Democracy In Action: Harrow Council’s Call-In Sub-Committee

We went along to Harrow Council’s Call-In Sub-Committee meeting last night, December 6, 2012, to see more democracy in action. High on the agenda was the decision by the Council at a previous meeting to go ahead with the Whitchurch Fields development, which was up for more discussion over the claims that the decision was badly made.

In a packed meeting room, Councillors Asante, Gate, Hall, Ferrari, and Miles – in his role as Chair – took the time to hear a 20 minute objection from Cllr Macleod-Cullinane about the way that the decision to virtually give away Whitchurch Field to developers was made. On the defence side of the table, looking somewhat fed up with the entire process, was Leader Idaikkadar, ably supported by the Director of Place Shaping, Andrew Trehern.
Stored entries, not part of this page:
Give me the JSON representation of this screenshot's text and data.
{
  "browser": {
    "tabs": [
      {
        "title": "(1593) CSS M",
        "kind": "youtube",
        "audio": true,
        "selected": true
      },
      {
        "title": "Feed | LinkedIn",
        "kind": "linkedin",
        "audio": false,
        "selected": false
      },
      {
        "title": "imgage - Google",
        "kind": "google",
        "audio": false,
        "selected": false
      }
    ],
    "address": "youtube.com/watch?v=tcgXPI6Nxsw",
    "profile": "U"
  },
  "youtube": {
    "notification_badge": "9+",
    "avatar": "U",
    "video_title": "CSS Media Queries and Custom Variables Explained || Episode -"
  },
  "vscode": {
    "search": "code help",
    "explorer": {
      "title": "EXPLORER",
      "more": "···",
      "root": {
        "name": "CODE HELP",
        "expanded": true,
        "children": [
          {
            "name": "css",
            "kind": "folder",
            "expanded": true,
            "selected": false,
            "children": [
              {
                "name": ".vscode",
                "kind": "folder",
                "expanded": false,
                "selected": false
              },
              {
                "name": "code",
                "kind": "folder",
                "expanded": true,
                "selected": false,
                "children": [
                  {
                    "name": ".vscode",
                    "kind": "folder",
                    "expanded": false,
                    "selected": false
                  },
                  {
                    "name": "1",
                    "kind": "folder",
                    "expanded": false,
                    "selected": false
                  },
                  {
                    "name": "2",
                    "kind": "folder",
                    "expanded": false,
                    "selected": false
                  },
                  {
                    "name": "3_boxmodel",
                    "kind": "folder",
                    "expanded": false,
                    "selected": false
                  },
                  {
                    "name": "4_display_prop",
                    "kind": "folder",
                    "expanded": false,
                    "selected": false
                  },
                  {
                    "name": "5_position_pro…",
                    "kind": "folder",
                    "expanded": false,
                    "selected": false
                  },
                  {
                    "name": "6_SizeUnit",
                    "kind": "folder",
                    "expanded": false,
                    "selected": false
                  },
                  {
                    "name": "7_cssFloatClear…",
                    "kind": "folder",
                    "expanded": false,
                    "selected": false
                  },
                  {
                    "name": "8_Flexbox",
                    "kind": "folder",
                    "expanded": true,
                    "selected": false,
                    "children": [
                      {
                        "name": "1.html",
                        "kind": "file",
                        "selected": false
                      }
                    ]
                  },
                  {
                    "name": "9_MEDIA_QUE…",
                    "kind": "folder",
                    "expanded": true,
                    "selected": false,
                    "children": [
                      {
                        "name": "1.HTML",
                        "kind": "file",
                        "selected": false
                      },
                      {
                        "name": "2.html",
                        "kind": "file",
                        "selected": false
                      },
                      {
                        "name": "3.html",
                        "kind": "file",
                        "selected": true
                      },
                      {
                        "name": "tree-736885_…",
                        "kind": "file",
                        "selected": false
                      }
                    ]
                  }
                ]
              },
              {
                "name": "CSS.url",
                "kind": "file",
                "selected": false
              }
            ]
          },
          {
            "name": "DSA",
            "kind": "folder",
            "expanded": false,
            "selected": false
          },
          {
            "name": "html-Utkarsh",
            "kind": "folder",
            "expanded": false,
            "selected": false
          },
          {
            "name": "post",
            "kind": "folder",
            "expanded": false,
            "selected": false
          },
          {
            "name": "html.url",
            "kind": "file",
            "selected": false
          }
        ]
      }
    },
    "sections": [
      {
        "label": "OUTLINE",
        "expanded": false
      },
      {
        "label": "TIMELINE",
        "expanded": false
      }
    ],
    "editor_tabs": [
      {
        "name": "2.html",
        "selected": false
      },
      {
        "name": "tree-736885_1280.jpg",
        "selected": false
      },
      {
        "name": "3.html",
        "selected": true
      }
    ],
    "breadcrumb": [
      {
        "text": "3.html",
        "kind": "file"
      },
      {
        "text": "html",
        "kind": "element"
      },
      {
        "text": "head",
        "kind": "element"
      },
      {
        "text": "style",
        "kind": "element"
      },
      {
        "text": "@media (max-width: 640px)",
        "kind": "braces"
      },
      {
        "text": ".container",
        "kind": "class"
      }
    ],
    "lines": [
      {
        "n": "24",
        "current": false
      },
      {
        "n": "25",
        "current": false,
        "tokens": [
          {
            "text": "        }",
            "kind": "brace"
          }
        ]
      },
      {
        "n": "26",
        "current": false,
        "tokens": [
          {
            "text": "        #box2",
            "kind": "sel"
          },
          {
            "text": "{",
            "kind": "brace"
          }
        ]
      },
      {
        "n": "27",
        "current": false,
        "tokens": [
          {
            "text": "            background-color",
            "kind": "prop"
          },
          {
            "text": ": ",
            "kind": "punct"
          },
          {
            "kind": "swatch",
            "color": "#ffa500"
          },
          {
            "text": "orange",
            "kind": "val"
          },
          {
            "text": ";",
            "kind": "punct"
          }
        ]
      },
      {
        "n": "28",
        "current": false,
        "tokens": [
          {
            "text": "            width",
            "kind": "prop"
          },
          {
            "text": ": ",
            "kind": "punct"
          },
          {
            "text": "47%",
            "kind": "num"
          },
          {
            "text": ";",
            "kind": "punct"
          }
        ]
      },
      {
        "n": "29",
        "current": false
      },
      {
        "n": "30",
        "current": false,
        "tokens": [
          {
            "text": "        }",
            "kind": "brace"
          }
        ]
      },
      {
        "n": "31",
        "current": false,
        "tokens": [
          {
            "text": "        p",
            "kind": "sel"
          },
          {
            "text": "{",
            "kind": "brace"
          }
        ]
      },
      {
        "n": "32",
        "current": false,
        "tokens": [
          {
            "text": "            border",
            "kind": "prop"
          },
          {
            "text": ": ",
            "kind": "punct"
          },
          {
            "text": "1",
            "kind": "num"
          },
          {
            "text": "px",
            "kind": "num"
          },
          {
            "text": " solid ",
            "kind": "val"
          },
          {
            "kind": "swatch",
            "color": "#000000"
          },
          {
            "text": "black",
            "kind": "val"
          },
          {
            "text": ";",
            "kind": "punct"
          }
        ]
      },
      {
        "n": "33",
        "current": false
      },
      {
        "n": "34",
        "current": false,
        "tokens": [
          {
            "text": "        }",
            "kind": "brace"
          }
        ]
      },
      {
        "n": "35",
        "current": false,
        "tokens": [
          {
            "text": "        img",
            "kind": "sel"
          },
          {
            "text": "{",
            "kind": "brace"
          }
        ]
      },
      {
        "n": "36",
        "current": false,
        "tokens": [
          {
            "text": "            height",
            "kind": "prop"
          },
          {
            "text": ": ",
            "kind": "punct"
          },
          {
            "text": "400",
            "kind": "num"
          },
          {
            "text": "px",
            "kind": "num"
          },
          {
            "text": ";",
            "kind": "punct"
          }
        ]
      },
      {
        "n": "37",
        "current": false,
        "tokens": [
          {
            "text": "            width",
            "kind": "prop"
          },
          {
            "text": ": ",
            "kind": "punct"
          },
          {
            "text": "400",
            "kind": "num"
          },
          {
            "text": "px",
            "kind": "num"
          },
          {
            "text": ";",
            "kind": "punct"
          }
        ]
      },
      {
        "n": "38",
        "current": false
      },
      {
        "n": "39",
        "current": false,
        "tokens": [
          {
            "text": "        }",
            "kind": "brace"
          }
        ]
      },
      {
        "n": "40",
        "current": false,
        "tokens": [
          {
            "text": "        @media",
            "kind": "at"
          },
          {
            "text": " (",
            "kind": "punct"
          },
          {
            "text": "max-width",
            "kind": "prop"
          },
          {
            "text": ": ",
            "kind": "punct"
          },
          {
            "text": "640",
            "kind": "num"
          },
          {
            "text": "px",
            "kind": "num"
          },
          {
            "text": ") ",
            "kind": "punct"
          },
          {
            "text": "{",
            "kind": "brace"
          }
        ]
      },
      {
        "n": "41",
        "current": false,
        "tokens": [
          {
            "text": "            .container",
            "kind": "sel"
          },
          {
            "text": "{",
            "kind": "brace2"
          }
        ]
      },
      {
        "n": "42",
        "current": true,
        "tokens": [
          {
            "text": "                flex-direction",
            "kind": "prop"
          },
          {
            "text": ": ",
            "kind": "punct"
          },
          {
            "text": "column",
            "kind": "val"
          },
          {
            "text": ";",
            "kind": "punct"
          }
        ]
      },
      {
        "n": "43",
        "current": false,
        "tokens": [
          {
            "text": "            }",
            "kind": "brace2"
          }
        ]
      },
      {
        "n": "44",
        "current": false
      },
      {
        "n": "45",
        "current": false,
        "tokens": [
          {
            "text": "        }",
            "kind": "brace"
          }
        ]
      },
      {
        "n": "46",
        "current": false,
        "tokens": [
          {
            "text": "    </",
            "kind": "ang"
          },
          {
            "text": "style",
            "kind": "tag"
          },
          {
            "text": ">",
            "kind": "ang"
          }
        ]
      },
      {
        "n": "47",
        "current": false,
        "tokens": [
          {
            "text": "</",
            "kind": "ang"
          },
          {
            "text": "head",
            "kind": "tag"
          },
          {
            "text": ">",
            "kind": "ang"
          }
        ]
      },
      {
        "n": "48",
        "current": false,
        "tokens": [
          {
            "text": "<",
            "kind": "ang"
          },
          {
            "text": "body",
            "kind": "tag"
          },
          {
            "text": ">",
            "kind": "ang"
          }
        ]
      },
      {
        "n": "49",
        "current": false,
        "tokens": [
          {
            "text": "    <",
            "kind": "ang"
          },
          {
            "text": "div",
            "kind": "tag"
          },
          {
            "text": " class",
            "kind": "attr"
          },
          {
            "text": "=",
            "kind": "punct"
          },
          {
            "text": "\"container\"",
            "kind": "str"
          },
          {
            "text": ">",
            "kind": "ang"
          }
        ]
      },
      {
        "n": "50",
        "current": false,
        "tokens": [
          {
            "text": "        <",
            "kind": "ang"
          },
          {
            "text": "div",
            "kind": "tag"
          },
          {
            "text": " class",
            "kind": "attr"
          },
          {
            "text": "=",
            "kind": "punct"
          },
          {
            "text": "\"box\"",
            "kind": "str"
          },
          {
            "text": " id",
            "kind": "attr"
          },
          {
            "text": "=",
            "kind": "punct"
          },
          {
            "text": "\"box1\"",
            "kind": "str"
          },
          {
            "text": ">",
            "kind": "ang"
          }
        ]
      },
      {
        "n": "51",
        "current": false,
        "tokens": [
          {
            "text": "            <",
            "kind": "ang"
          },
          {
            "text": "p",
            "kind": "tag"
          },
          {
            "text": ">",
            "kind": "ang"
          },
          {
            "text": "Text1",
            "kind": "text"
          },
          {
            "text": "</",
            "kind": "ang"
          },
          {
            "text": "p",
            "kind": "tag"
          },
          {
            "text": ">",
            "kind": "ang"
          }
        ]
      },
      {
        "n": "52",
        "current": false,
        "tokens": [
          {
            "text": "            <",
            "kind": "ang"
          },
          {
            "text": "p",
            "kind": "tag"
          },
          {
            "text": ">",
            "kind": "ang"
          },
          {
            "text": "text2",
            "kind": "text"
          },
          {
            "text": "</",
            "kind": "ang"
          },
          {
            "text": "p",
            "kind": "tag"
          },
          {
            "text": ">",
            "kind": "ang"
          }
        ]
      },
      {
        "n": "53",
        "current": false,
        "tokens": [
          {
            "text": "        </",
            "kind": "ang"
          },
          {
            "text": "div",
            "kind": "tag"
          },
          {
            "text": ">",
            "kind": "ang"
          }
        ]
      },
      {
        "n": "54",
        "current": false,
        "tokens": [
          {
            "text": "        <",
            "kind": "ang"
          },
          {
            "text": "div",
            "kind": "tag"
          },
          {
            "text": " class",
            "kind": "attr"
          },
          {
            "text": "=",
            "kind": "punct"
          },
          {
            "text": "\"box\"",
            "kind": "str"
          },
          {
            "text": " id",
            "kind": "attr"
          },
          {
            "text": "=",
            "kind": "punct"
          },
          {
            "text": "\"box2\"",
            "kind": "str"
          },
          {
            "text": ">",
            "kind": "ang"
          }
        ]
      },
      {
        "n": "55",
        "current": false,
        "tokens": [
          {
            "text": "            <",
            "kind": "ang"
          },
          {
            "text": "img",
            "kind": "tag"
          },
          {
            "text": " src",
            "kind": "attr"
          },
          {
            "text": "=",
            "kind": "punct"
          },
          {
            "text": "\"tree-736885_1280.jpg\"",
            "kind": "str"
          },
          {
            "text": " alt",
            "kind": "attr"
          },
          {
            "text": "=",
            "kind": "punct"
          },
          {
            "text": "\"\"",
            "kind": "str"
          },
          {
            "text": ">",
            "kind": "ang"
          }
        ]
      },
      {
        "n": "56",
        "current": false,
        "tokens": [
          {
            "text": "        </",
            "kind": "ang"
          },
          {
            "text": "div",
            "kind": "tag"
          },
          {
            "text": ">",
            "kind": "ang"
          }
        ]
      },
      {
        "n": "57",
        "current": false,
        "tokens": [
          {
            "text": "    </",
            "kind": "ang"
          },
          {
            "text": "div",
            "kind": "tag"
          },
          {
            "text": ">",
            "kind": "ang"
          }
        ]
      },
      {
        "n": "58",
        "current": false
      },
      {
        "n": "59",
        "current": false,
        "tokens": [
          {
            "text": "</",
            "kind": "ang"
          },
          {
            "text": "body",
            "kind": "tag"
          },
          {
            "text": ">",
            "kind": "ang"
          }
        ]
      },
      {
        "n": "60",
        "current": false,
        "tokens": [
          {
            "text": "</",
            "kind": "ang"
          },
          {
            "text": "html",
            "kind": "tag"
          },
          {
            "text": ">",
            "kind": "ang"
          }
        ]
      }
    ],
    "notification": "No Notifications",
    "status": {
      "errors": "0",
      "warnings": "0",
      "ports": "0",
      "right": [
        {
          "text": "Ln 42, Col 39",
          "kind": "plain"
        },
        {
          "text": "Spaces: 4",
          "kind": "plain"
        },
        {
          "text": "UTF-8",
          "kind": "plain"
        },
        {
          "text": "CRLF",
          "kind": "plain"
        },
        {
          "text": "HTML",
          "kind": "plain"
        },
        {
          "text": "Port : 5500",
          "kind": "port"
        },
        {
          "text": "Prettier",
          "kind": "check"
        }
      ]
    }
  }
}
Much of those 20 minutes was taken up by allegations that the consultation was (and we’re paraphrasing here) biased, in that it was carried out by the very people who hoped to benefit from it: The Whitchurch Consortium. When you have, as someone put it, the fox guarding the chicken coop, you’re perhaps not convinced that the consultation is a true representation of opinion – especially when you consider that the 800 or so people at the consortium-sponsored ‘fun day’ were apparently made up of a number of bodies ‘shipped in’ for it.

In a valiant, yet failed, effort to get Leader Idaikkadar to answer a couple of simple questions (for example, why the aforementioned Director Trehern took so long to reply to a resident’s concerns), those present were treated to a display of arrogance, or arguments, and much cheek-puffing by the chair. Of particular note was the rudeness exhibited by Cllr Asante – Deputy Mayor, no less – to one of the other residents present, who, when they attempted clarify something, got treated in the mos discourteous of fashions. It’s almost as if some Councillors – and we’re looking at you, Cllr Asante – believe that residents are best seen and not heard.

The Chair, by now looking somewhat fed-up with the entire charade, had moved onto straightening his piles of paperwork, but managed to retain control, mostly, of the meeting, whilst Director Trehern resorted to – and this is no word of a lie – pointing at others across the table with his pen clipped in a most-odd fashion to his finger whilst looking over his glasses with the demeanor  of a 1950’s Schoolmaster: a mortar board, gown and cane would simply finish off the appearance.

Sitting next to me was Cllr Margaret Davine – dressed nattily in a pair of white trainers – who was simply there to observe aforementioned democracy. I can report that she spent more time playing with her mobile phone, than paying rapt attention to the proceedings, although she may have done particularly well at Angry Birds.

By this point, my ability to pay much more attention to the result of the meeting was evaporating, and the sub-committee members disappeared to discuss the conclusion towards to end, and may have been milling around the remains of a buffer lunch left on the landing, seeking out a prawn sandwich or two before returning to the room to deliver the verdict.

In conclusion, this was an insightful way into how the Council operates: the decision, perhaps, is less important than the process, but if there’s not much else on the telly, Harrow residents should get along to one of these, to see what their elected Councillor gets up to.